Enquanto isso, ouvimos do ministro do Interior, num tom quase técnico, que foram registadas 22 mortes. Uma estatística lida como se fosse o resultado de um jogo de futebol. Entre os mortos, um agente da polícia do Kalumbo. E os outros 21? Vidas sem nome, sem rosto, sem justiça. Quem matou essas pessoas? A resposta é tão óbvia que chega a ser ofensivo perguntar. E, no entanto, ninguém foi responsabilizado. Nenhum agente suspenso. Nenhum comandante interrogado. A farda protege. O crachá absolve. E o silêncio do sistema confirma.

É claro que não se pode aceitar vandalismos e assaltos a superfícies comerciais. Mas quando o combate ao crime se transforma em licença para matar, não se está a restaurar ordem nenhuma, está-se a substituir um crime por outro, mais grave, mais monstruoso, mais covarde. Porque o Estado não pode ser bandido institucional. Quando se troca a justiça pela força bruta, o que se instala não é ordem pública. É terror público.

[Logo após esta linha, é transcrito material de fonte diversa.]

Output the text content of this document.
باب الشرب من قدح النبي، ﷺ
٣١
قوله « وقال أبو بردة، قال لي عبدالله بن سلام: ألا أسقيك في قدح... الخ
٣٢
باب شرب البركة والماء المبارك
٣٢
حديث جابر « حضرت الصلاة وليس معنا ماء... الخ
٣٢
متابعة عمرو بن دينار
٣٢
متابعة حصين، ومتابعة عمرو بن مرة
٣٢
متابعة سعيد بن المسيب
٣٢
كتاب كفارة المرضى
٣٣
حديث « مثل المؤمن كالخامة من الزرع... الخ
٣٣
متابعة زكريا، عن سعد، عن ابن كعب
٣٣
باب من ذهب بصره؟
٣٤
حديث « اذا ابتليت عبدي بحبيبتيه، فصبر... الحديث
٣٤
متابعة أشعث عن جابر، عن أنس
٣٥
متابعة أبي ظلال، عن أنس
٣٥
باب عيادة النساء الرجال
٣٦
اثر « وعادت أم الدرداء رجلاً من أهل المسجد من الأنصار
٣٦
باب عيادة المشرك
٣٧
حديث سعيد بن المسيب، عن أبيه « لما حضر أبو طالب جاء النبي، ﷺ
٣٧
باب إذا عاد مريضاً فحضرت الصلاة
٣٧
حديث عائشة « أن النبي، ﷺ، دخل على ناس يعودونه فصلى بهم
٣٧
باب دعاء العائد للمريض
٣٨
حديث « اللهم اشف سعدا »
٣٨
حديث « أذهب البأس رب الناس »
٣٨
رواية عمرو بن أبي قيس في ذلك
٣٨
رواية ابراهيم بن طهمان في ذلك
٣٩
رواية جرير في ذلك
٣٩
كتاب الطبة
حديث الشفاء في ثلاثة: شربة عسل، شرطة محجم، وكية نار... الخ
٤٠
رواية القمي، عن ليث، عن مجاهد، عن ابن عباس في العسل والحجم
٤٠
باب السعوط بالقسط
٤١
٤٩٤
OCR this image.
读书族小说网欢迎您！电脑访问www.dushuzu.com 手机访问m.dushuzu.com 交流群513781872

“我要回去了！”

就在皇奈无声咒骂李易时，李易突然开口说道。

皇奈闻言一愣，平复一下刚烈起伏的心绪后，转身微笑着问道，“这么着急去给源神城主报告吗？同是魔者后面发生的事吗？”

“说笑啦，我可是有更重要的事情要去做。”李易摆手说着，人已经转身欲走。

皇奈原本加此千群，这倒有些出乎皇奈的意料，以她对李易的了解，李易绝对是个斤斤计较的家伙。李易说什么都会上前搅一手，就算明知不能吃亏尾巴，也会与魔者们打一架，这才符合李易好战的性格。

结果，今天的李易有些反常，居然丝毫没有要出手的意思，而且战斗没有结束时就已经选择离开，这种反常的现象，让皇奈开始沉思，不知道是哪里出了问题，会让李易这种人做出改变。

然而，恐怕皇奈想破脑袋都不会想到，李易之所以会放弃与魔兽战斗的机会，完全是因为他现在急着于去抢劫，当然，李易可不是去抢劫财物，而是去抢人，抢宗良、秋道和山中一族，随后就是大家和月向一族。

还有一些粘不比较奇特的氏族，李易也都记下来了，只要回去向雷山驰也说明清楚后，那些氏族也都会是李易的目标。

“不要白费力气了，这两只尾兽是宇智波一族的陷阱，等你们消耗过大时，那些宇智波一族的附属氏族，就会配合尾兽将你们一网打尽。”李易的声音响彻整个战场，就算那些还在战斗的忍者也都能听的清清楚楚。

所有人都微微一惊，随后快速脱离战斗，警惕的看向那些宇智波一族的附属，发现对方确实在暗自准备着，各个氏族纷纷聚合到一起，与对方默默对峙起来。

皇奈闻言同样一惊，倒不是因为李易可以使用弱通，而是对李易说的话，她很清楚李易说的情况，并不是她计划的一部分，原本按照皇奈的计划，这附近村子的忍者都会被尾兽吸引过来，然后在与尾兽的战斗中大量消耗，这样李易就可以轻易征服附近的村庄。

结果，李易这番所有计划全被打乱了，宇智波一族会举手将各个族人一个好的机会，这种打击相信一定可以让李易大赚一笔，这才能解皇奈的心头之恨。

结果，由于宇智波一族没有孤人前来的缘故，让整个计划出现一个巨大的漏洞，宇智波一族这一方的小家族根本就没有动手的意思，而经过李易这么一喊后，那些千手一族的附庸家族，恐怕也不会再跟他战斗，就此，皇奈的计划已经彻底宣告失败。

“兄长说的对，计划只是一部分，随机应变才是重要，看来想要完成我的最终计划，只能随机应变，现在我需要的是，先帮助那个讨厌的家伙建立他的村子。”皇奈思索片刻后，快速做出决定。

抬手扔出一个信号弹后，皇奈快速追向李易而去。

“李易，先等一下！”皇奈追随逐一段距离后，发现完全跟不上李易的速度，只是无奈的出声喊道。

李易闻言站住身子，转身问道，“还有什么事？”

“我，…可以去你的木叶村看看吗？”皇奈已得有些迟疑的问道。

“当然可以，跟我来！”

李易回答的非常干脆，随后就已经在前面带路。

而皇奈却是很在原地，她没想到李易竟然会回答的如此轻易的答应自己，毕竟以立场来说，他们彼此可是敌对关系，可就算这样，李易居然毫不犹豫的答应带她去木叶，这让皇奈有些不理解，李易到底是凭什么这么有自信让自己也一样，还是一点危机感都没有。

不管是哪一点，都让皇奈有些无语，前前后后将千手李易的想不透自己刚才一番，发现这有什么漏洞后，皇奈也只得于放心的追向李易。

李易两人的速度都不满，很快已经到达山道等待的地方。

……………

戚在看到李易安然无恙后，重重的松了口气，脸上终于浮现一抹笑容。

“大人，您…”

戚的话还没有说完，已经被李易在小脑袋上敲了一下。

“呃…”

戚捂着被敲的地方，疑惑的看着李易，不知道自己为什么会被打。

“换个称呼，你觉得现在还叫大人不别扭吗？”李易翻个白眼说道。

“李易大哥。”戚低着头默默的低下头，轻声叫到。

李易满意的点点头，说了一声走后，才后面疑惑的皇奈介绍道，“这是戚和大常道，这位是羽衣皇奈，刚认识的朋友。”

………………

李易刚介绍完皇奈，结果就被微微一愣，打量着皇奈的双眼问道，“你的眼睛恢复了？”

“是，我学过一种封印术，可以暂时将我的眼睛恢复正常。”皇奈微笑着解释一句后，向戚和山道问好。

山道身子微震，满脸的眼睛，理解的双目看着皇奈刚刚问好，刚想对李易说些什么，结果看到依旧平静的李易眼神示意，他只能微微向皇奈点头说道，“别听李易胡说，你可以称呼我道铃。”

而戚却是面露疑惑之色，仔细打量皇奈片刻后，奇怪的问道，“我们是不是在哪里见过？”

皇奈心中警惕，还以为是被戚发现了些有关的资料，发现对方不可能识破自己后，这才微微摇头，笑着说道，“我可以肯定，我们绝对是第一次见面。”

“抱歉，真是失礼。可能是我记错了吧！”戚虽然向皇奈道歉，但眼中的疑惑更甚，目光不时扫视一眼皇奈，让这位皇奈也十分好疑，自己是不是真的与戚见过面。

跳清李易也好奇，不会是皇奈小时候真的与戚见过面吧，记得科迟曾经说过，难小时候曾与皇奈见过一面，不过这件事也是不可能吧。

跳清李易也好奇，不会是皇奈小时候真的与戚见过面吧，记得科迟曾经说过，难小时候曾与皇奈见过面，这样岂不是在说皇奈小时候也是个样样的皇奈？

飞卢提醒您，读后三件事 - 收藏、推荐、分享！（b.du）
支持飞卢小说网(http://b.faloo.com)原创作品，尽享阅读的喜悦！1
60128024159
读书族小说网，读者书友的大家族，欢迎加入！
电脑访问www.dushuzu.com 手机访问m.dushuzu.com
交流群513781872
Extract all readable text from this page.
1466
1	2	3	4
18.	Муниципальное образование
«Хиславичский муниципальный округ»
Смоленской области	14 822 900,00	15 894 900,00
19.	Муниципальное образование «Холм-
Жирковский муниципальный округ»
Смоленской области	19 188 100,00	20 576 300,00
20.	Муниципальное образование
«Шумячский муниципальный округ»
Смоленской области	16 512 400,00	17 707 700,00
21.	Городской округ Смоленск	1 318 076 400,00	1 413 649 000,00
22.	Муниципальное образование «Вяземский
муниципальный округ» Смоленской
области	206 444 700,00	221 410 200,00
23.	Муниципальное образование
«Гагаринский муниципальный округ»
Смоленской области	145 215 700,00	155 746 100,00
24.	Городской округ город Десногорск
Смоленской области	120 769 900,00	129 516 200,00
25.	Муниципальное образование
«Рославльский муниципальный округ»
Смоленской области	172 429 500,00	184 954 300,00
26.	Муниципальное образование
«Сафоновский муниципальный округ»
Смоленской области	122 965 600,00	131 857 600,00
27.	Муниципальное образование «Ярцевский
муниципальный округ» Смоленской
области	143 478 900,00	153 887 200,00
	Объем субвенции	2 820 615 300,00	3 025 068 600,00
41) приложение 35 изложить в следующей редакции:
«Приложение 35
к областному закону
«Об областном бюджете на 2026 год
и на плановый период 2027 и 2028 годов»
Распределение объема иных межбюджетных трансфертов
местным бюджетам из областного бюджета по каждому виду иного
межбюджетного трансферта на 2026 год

Fica difícil não recordar que são exactamente este tipo de práticas que já levaram governantes africanos ao Tribunal Penal Internacional. Não se pode usar armas de guerra em bairros onde as armas mais comuns são panelas vazias. Não se pode normalizar o assassinato de cidadãos como resposta ao caos social. Ainda que se detenham 1.200( Mil e Duzentas) pessoas, nenhuma delas parece ser um dos gatilhos fáceis da nossa polícia.

No fundo, está-se a enviar uma mensagem: em Angola, a vida humana vale menos que o vidro partido de um supermercado. E mais uma vez, quem devia proteger, extermina. Quem devia garantir, silencia. Quem devia respeitar, humilha.

Mas continuem, sim. Continuem a matar em nome da ordem. Um dia, quando já ninguém tiver medo, a polícia pode descobrir da pior forma, que o povo, mesmo desarmado, é muito mais perigoso do que pensavam.